Back to the future? Kansas lawmakers risk reopening school funding lawsuit

Kansas lawmakers spent too much time this year debating a long list of unnecessary and provocative proposals, including banning transgender student athletes and making it harder to vote.

Yet the Legislature has failed to pass a school funding bill, which could cause major legal and budgetary headaches for public school districts across the state.

Nothing is more important than stability and predictability in public education. Kansas lawmakers must pass a clean, fully-funded education bill in the next two weeks, and Gov. Laura Kelly should sign it.

Anything less threatens to reignite the still-smoldering legal battle over school finance known as the Gannon case. “We retain jurisdiction to ensure continued implementation of the scheduled funding,” the Kansas Supreme Court said two years ago.

Nothing could be more clear. And nothing could be more harmful to students than plunging the state back into a messy court fight over school spending.

The Legislature made a run at passing a school funding bill in the final days of the regular session. While the measure spent $5.2 billion on public schools, as Kelly recommended, it also set up a complicated mechanism allowing some students to seek private school tuition reimbursement, potentially diverting public money into private schools.

Supporters said the funds would be an “investment” in education for under-performing students.

But at-risk students are failing largely because Kansas spent years underfunding public education. They needed to do that to balance budgets devastated by former Gov. Sam Brownback’s tax cut experiment. Those students were in the early primary grades when the state’s per-pupil spending plummeted.

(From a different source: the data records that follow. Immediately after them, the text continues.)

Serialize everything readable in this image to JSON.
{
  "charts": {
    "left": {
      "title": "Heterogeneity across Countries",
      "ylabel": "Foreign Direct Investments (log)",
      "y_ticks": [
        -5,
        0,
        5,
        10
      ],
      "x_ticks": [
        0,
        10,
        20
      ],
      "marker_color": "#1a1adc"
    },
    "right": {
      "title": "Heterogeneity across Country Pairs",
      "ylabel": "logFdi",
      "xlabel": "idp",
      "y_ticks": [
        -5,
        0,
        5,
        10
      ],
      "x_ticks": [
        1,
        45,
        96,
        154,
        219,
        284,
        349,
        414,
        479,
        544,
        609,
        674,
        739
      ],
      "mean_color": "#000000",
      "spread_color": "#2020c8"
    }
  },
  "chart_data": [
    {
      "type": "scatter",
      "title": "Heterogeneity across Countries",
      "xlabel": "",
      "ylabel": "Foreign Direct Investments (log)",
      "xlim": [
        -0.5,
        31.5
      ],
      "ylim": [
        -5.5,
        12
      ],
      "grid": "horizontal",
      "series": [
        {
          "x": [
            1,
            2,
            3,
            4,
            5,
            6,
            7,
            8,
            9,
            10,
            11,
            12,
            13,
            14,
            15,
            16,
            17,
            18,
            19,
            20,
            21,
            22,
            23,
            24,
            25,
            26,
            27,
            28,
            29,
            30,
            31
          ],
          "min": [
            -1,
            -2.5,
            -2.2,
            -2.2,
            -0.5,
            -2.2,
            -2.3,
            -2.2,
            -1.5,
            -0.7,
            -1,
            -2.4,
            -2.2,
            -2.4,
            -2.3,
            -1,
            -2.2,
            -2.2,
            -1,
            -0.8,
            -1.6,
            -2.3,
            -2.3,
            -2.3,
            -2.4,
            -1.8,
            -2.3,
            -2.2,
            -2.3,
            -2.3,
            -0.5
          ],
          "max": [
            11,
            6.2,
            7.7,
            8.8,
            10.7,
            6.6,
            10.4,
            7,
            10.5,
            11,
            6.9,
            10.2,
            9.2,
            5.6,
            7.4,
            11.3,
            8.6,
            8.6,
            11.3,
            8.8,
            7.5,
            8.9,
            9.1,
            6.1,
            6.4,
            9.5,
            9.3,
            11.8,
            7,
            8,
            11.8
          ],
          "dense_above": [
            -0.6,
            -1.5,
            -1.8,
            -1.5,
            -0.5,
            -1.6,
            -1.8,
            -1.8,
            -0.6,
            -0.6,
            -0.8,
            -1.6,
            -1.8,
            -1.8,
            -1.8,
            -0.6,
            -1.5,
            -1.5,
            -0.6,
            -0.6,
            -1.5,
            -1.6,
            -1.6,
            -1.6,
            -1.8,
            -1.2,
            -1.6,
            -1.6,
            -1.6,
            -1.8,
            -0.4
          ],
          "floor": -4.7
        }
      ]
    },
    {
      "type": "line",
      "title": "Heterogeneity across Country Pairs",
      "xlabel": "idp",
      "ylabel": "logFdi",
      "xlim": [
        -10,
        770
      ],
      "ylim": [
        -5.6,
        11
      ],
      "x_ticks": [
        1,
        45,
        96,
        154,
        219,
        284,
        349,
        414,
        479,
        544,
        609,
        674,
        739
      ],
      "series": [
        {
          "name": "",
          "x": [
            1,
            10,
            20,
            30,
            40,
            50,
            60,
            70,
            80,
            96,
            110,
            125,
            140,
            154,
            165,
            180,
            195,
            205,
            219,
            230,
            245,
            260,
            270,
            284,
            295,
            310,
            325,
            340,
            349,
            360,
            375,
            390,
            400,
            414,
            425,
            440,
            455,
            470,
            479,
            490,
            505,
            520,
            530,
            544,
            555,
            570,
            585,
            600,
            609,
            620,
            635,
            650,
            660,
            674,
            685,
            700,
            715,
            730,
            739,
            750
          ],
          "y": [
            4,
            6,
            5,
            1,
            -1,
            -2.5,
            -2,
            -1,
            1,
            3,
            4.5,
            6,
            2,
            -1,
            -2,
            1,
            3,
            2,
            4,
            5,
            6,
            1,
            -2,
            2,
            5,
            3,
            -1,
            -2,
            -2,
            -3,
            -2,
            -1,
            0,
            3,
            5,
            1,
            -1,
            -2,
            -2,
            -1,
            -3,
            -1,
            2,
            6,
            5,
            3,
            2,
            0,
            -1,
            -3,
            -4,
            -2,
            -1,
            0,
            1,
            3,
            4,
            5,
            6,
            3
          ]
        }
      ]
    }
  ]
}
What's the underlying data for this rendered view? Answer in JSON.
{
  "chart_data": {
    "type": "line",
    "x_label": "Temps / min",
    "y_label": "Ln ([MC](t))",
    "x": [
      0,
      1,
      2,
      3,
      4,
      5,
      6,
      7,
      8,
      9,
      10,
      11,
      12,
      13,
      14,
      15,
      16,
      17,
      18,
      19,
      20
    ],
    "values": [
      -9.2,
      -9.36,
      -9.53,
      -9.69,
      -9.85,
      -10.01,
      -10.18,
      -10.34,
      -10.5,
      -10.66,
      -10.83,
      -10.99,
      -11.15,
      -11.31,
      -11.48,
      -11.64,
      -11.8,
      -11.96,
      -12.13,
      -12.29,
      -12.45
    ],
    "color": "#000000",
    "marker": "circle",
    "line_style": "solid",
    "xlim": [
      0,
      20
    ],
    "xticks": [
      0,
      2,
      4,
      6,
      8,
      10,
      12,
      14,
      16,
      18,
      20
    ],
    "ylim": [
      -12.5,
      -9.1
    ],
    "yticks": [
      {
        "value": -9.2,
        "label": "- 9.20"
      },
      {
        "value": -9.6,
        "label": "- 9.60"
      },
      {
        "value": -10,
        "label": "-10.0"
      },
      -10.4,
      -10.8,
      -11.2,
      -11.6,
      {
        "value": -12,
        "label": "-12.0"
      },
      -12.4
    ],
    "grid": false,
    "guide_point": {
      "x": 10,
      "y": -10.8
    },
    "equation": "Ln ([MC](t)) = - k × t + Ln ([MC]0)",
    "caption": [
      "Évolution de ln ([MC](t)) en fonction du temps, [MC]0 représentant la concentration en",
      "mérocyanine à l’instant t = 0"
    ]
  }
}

Kansas, prompted by decisions reached in the Gannon lawsuit, is just now restoring those funds to public schools. It will take time for that money to reach students whose education was crippled by the short-sightedness of Brownback and his fellow travelers in Topeka.

And there’s a more fundamental issue at stake. If public school students are struggling, the proper response is to fix the public schools. The worst answer is to take money from public schools and turn it over to private institutions less answerable to the people.

Legislators have also argued that public schools are receiving millions of dollars in COVID-19 relief money from Washington, D.C., making statewide funding less necessary. That’s a scary idea. The federal funds are meant to supplement state and local school spending, not replace it.

Nine courageous state Senate Republicans joined with 11 Democrats in early April to block the school funding bill. It failed on a 20-20 vote. Opponents said then the measure was too complicated, and the issue too important, to become law without a full discussion in Topeka.

They were right. To that, we would add: Anything that threatens full funding for public schools would drag the state back into court for a yearslong argument no one wants.

The solution is obvious. Lawmakers should pass a clean school funding bill, at the $5.2 billion level recommended by the governor. Any talk of private school tuition reimbursement or a voucher system should be dropped.

Public school students, teachers and parents have worked through a nightmare over the past 12 months — masks, remote learning, missed classes, fear. To their enormous credit, students and teachers have done the best they could during the COVID-19 pandemic.

It would be a disaster for legislators to threaten that limited success by diverting money away from classrooms for political purposes. A clean school funding bill is essential, and should pass before lawmakers adjourn for good.